Les objectifs de Buzuruna Juzuruna ne sont pas mercantiles. Son travail sur les semences consiste à les stocker, les adapter et les multiplier pour les rendre accessibles aux communautés paysannes. «Nous considérons les graines comme un bien commun qui ne devrait pas être la propriété de compagnies privées», explique Lucas Wintrebert, membre de Buzuruna Juzuruna.
Depuis 2017, le collectif récupère des variétés indigènes de la région méditerranéenne auprès d’agriculteurs. Les semences sont cultivées afin de multiplier leur nombre et d’observer leur comportement et leur résistance au climat. Les fruits, légumes, herbes et graines obtenues sont alors donnés ou vendus à prix coûtant. «Au Liban, 95% des intrants sont importés. En produisant nos graines, fertilisants et pesticides naturels, nous voulons montrer qu’il existe des alternatives locales pas chères et bonnes pour l’environnement», ajoute Lucas Wintrebert.
240 variétés de semences conservées
Une partie des semences récupérées auprès des agriculteurs et cultivées sont ensuite stockées dans la «maison de la semence», un local aux murs en terre cuite de 40 centimètres d’épaisseur permettant une conservation au frais. De quoi assurer la survie et la multiplication d’espèces parfois rares et auparavant en voie d’extinction.
«Prenons l’exemple des tomates, explique Lucas Wintrebert. Avec un gramme, soit 300 graines, on obtient 300 pieds. On a en moyenne 5 kilos de tomates par pied. Donc, un gramme de graines va donner 1,5 tonne de tomates. Pour chaque variété, nous conservons environ 1 kilo de graines. Nous possédons 40 variétés. Nous avons également 240 types de légumes, fruits et autres plantes. Cela représente des quantités énormes. Nous aurions de quoi ensemencer tout le Liban.»
En plus de produire, Buzuruna Juzuruna, soutenu financièrement pour certains projets par des groupes et associations français et allemands, expérimente: quel blé est le mieux adapté pour le pain ou le boulgour, quel légume résiste le plus à tel ou tel climat, comment fabriquer un pesticide naturel ou encore comment diversifier le plus efficacement sa parcelle. Toutes les expériences et techniques sont consignées dans un manuel baptisé Vers l’autonomie paysanne. Ce document est utilisé par l’association pour la dispense de formations, allant d’une demi-journée à 30 jours consécutifs, en agrologie et agro-écologie.
Promouvoir une alternative au modèle conventionnel
«Nous voulons faire comprendre aux gens que la paysannerie, c’est un tout. Comment on plante, on transforme, comment on travaille avec les animaux… Tout cela aide à atteindre l’autonomie paysanne. Le modèle conventionnel est commercial et permet de faire des profits. Mais avec la crise que subit le pays, il ne suffit plus de vivre et d'être souverain sur son alimentation et sa production», estime Lucas Wintrebert.
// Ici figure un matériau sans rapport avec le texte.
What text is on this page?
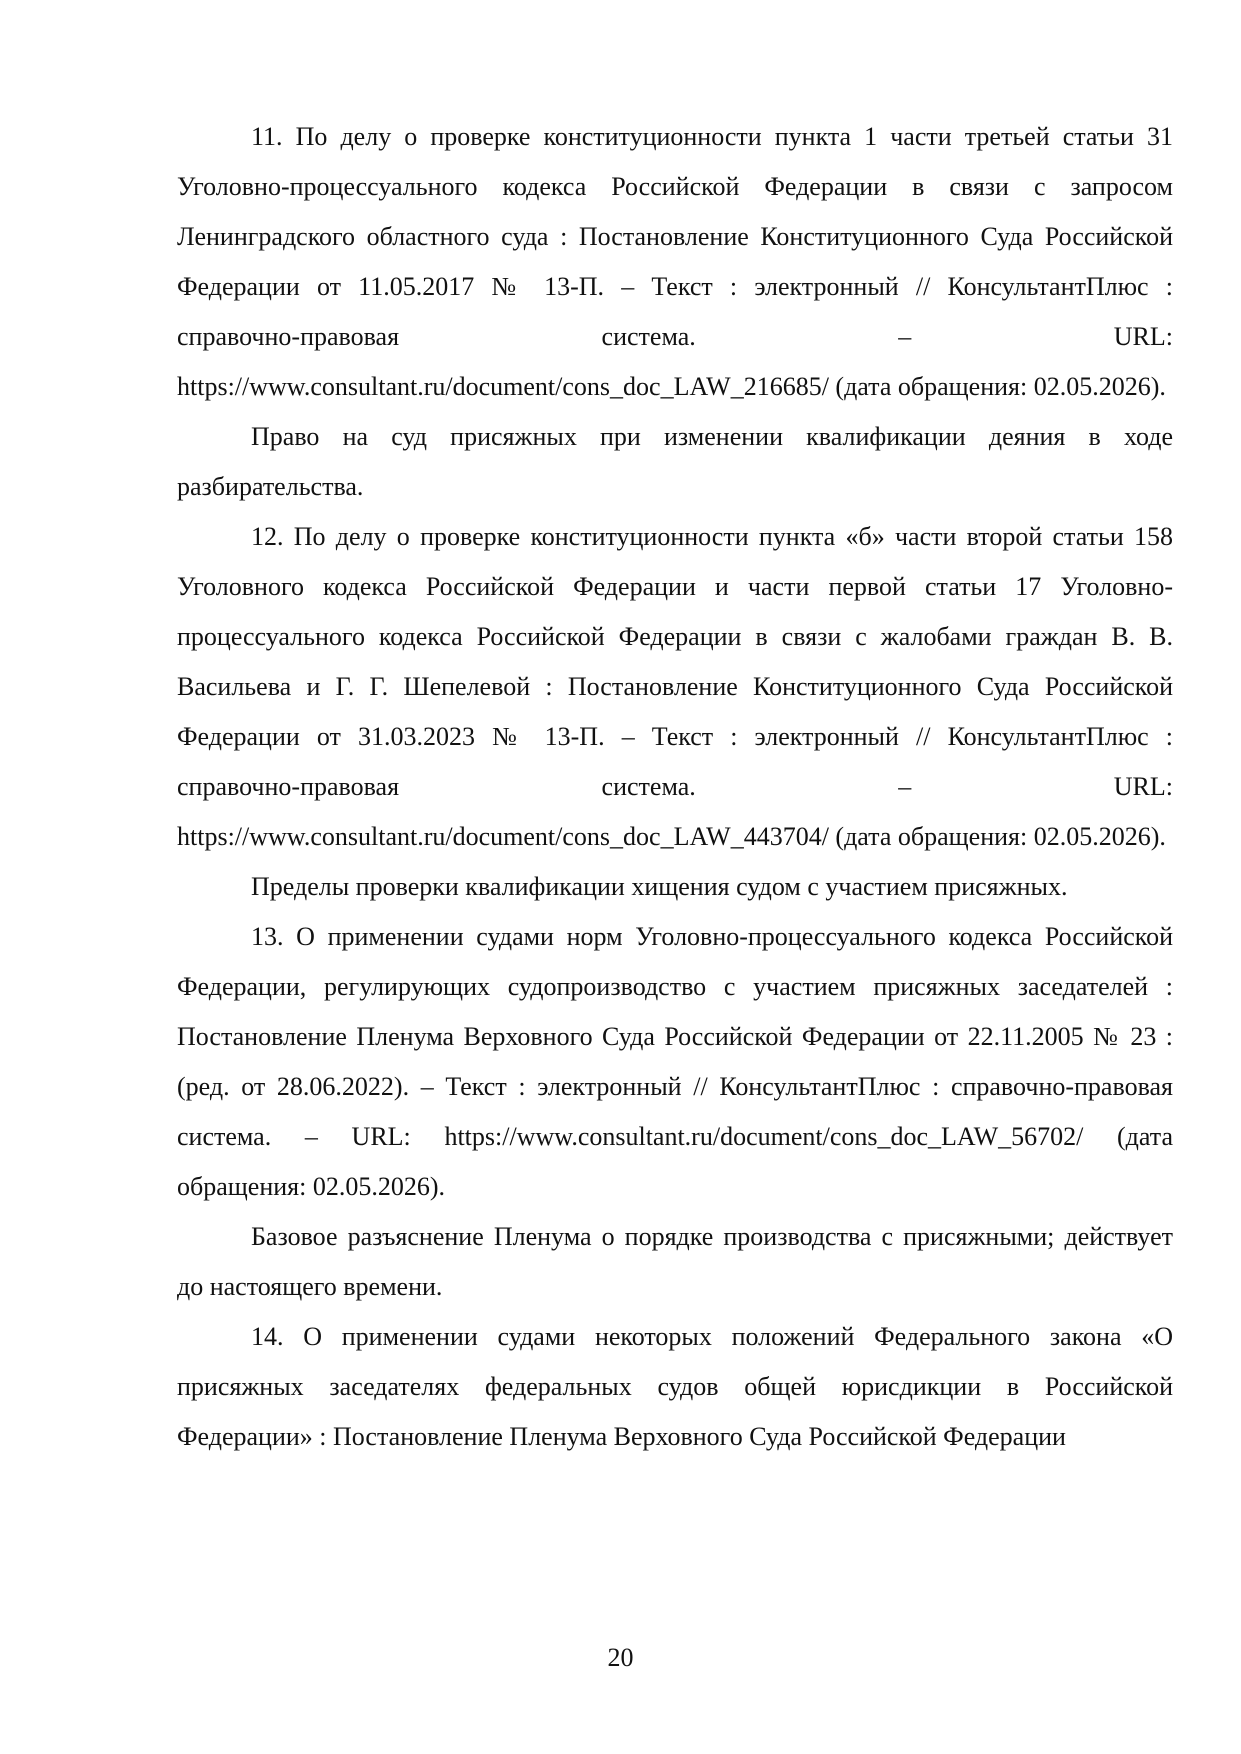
11. По делу о проверке конституционности пункта 1 части третьей статьи 31 Уголовно-процессуального кодекса Российской Федерации в связи с запросом Ленинградского областного суда : Постановление Конституционного Суда Российской Федерации от 11.05.2017 № 13-П. – Текст : электронный // КонсультантПлюс : справочно-правовая система. – URL: https://www.consultant.ru/document/cons_doc_LAW_216685/ (дата обращения: 02.05.2026).

Право на суд присяжных при изменении квалификации деяния в ходе разбирательства.

12. По делу о проверке конституционности пункта «б» части второй статьи 158 Уголовного кодекса Российской Федерации и части первой статьи 17 Уголовно-процессуального кодекса Российской Федерации в связи с жалобами граждан В. В. Васильева и Г. Г. Шепелевой : Постановление Конституционного Суда Российской Федерации от 31.03.2023 № 13-П. – Текст : электронный // КонсультантПлюс : справочно-правовая система. – URL: https://www.consultant.ru/document/cons_doc_LAW_443704/ (дата обращения: 02.05.2026).

Пределы проверки квалификации хищения судом с участием присяжных.

13. О применении судами норм Уголовно-процессуального кодекса Российской Федерации, регулирующих судопроизводство с участием присяжных заседателей : Постановление Пленума Верховного Суда Российской Федерации от 22.11.2005 № 23 : (ред. от 28.06.2022). – Текст : электронный // КонсультантПлюс : справочно-правовая система. – URL: https://www.consultant.ru/document/cons_doc_LAW_56702/ (дата обращения: 02.05.2026).

Базовое разъяснение Пленума о порядке производства с присяжными; действует до настоящего времени.

14. О применении судами некоторых положений Федерального закона «О присяжных заседателях федеральных судов общей юрисдикции в Российской Федерации» : Постановление Пленума Верховного Суда Российской Федерации

20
Engagés, mais pas encartés. L’association, qui revendique une totale horizontalité entre sa vingtaine de membres dans les prises de décisions, se dit éloignée de tout parti et confession religieuse. Elle conçoit cependant une certaine proximité avec les mouvements issus de la «thaoura», qu’elle a commencé à côtoyer à partir de fin 2019. «Notre travail est politique: on parle de souveraineté alimentaire, de la capacité des paysans à devenir indépendants d’un État très libéral et de sociétés capitalistes. Donc, nous sommes forcément engagés», précise Lucas Wintrebert.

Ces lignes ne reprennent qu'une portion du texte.